Monday, May 11, 2020

Meeting the Challenge

We find out what people are made out of when times are tough. Right now something like 20 million Americans are unemployed. There's a lot of chaos in government.  We hear a lot of anxiety in the press. Yet, other than a few isolated incidents it seems like everyone is hanging in there, at least in our program.

The interesting thing about TLC is that we are probably doing as good as we ever have, both population – wise and financially. And it seems like when we face challenges like this our clients rise up and do better than when times are are good and life is relatively normal. Whatever normal is.

Another example of this was during the last recession when Obama was president. There were several people in our staff who didn't take a salary for 3 to 4 years. They cut back on their expenses and lived off of savings or other income. A similar situation occurred during the attack on 9/11 when the economy went into a tailspin for a while. Some of our staff members took a 10% pay cut until things became flush again.

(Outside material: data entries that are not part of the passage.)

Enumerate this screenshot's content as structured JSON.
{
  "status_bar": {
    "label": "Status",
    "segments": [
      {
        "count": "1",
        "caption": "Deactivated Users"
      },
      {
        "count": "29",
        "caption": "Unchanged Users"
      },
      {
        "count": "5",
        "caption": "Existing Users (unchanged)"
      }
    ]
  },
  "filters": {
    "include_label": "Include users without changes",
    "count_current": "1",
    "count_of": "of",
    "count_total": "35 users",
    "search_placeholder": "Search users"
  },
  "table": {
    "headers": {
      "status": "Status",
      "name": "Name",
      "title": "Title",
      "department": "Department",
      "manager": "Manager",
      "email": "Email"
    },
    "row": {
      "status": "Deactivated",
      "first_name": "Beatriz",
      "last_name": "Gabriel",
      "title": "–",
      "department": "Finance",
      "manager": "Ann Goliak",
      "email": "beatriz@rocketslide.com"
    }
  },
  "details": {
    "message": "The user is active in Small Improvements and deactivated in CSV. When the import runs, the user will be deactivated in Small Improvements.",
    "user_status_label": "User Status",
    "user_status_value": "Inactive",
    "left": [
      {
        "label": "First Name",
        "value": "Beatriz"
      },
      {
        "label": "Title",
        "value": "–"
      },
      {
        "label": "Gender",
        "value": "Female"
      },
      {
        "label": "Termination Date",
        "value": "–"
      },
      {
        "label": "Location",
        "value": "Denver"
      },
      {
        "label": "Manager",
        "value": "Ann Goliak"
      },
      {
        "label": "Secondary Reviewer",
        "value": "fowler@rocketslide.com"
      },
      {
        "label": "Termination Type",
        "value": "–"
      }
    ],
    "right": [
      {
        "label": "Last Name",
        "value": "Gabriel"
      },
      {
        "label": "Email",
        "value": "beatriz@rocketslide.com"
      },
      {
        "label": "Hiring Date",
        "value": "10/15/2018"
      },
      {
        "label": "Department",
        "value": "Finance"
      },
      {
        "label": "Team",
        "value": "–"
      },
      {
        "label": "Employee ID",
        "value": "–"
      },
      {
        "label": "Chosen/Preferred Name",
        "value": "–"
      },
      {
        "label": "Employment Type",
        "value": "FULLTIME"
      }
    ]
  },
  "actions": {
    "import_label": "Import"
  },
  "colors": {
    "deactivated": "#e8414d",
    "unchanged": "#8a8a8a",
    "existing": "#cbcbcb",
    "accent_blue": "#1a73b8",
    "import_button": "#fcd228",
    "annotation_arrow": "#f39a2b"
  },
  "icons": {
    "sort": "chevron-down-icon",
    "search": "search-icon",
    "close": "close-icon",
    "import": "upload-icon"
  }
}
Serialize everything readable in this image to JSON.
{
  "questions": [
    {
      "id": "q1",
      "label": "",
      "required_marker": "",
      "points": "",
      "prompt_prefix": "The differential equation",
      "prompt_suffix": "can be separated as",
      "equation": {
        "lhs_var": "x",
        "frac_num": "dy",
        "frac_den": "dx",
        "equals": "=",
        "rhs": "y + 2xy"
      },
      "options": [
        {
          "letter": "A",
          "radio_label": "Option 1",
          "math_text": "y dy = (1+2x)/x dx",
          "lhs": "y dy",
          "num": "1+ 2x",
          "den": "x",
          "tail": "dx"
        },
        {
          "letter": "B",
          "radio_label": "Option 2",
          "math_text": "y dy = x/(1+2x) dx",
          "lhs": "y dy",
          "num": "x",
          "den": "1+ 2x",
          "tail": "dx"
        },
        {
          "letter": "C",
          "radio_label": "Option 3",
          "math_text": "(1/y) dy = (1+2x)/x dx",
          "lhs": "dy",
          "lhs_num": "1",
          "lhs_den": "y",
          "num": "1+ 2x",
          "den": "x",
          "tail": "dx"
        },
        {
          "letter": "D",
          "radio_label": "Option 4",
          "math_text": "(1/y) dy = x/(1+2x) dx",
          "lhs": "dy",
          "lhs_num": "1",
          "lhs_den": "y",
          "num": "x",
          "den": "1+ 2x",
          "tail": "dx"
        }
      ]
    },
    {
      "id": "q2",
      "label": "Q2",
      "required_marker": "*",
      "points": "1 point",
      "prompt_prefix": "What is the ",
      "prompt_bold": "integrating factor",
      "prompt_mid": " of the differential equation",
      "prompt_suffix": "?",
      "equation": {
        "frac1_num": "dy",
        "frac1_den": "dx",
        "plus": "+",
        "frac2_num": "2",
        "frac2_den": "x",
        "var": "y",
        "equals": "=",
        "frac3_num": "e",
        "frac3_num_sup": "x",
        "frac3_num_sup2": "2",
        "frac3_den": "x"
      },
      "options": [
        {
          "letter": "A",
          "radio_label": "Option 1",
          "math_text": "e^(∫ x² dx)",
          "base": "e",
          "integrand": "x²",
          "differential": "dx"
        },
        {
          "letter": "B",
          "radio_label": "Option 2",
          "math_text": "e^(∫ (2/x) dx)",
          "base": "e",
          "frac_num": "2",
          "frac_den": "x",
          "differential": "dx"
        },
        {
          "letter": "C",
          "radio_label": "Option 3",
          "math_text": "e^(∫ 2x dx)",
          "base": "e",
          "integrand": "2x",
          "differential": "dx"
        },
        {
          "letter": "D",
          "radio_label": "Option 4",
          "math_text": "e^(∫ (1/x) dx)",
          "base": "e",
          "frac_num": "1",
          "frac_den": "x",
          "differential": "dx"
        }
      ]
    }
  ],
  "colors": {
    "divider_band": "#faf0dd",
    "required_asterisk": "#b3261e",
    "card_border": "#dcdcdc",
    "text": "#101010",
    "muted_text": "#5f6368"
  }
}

Maybe because of the nature of this pandemic we have lost a couple of key people who had been with us for at least 10 years. One of them just kind of disappeared with a very brief notice; the other relapsed and fell back into his old behavior after achieving about three years of sobriety. I'm not sure what went on with those two, but it may have just been the magnitude of this pandemic that made them realize how unpredictable life can be. For them, it might've been fear of the future, him him just been the slight push it took to send them back to their drug of choice – who knows?

All I know that in my 81 years I've never seen a situation that parallels this one. But it fits exactly with my motto: "The only thing we can count on in life is that things will be different tomorrow."

And how we handle that tomorrow tells a whole lot about who we are and what we're made of.